04th Aug2017

‘Tekken #3’ Review

by Dean Fuller

Written by Cavan Scott | Art by Andie Tong | Published by Titan Comics


Last issue was an improvement on the first, which I thought didn’t deliver as much as it could have done, both story and character wise. These are characters that are not well developed beyond some archetypal qualities given them by the game, so the writer of this book has to imprint some personality and humour, some human qualities to make us relate to them at least a little. The whole family connection thing with Jin Kazama, Kazuya, and Heihachi Mishima, plus the corporate fighting, plus the assorted fighters lined up on both sides, add up to a pretty complicated starting point. We do get lots of ass-kicking though, so there’s always that to simplify things.

Last issue saw Jin and his team fight off the assault on them by Kazuya and his team, but then had to flee to survive. They make their way to Usiyi Island, where the artifact is that Jin is searching for, hidden away in the Zaibatsu archive. Jin of course is essentially powerless as if he uses his powers he lets the demon inside loose, and that’s not good for anyone.

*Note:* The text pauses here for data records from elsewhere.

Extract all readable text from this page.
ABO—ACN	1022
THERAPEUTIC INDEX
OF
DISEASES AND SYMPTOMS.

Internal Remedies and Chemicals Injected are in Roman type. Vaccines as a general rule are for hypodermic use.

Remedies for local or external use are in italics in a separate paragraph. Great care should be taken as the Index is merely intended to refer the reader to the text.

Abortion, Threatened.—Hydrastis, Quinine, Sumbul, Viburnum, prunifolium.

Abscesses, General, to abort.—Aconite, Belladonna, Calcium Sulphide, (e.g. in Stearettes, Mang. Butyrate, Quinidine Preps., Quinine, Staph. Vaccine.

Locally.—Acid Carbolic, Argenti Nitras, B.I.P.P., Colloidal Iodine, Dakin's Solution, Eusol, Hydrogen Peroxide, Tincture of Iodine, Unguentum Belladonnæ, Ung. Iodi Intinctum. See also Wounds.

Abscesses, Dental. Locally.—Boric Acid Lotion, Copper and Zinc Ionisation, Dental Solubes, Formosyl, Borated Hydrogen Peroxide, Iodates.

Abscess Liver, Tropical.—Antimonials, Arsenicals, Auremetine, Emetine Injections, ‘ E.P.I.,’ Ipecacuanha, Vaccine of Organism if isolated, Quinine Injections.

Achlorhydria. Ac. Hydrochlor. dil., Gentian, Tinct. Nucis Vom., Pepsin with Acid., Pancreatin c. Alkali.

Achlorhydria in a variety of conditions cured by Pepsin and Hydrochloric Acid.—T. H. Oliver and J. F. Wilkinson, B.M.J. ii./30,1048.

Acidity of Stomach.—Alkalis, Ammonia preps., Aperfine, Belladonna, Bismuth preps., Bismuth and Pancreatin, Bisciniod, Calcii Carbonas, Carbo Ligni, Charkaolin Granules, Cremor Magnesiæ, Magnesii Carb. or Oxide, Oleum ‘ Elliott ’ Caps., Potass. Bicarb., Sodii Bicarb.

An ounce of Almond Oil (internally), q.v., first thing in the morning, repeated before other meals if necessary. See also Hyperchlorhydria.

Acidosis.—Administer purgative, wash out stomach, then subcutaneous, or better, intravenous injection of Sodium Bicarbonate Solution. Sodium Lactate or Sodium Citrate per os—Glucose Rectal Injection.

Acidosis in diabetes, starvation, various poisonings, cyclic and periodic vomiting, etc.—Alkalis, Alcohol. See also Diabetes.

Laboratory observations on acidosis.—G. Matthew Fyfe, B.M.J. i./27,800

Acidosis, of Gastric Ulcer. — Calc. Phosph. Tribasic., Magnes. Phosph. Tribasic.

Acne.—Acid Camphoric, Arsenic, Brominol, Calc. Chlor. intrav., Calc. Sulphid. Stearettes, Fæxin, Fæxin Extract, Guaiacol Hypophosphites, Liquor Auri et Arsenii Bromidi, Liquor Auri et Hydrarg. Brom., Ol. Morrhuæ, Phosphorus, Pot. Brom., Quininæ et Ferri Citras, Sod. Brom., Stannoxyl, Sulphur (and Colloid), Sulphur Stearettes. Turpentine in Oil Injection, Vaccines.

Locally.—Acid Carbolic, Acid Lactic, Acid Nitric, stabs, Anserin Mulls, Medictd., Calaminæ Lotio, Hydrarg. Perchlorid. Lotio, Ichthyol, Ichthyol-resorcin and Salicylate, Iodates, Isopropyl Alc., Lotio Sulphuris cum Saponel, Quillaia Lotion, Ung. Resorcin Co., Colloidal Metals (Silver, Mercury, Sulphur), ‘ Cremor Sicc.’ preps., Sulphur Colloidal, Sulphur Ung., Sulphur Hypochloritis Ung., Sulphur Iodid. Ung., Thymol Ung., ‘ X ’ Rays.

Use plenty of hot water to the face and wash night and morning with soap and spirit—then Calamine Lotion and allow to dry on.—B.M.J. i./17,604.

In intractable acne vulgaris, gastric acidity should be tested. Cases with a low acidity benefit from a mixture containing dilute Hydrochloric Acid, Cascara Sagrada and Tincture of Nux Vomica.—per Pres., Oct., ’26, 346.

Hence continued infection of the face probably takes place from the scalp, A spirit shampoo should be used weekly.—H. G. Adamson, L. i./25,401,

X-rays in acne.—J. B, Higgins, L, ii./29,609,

That’s not good, especially when the group are attacked by an army of Alisa bots. In the vein of give the readers what they want we start with a 12 page battle between the team and the Alisa bots, lots of huffing and puffing, kicking and punching. They win of course, right up to the point the poison gas is released. Oops.

One quick escape later, Jin tries to backdoor the computer system to see where Artifact 333 is being held. Unknown to him, this flags up directly to his father Kazuya at G Corporation, and to his grandfather Heihachi at Mishima Zaibatsu, who actually allows his grandson access to the system without him knowing. Not for any good reason you understand, just so Heihachi can prepare the trap he has ready. Jin and his team walk right into it of course, but we get to see what Artifact 333 is. Or rather, who it is. It is Angel, a girl who can neutralise the devil gene in Jin. So what’s Heihachi’s endgame? Turns out that he doesn’t like being a mere human, so he is planning to download Angel’s powers and abilities into himself. Right about now in fact.

As with all the issues to date, a very speedy read. That’s not to say a bad one, it’s certainly fun enough, brimming with action and a pretty decent plot if you take time to delve into it. Although a comic based on a fighting game seems a good fit for such a visual medium as comics, the bad side is there is only so many ways of framing multi page fights. Although the characters look like their game namesakes, we get next to no character exploration or insight beyond that of the Jin/ Kazuya/ Heihachi feud. Nina Williams got a little air time this issue with some nice narration, but Paul Phoenix, Ling, Yoshimitsu and Panda are little more than background noise. I do think though Cavan Scott does a good job with the hand he has been dealt.

The art is perfect for the book, in that it channels the look of the game really well. I like it stylistically, though can find it a little loose at times, and Andie Tong does a good job of mixing up his panels and angles, trying to create at least some variety with his many fight scenes. The characters always look like they are moving, there is always a sense of motion, of action, even when delivering some dialogue here and there. I think this is about as good an interpretation of Tekken in comic book form you’ll get, with Cavan Scott and Andie Tong doing good work.

Does that make it a good comic? Not sure. Jury’s still out on that, though the next issue can still sway me.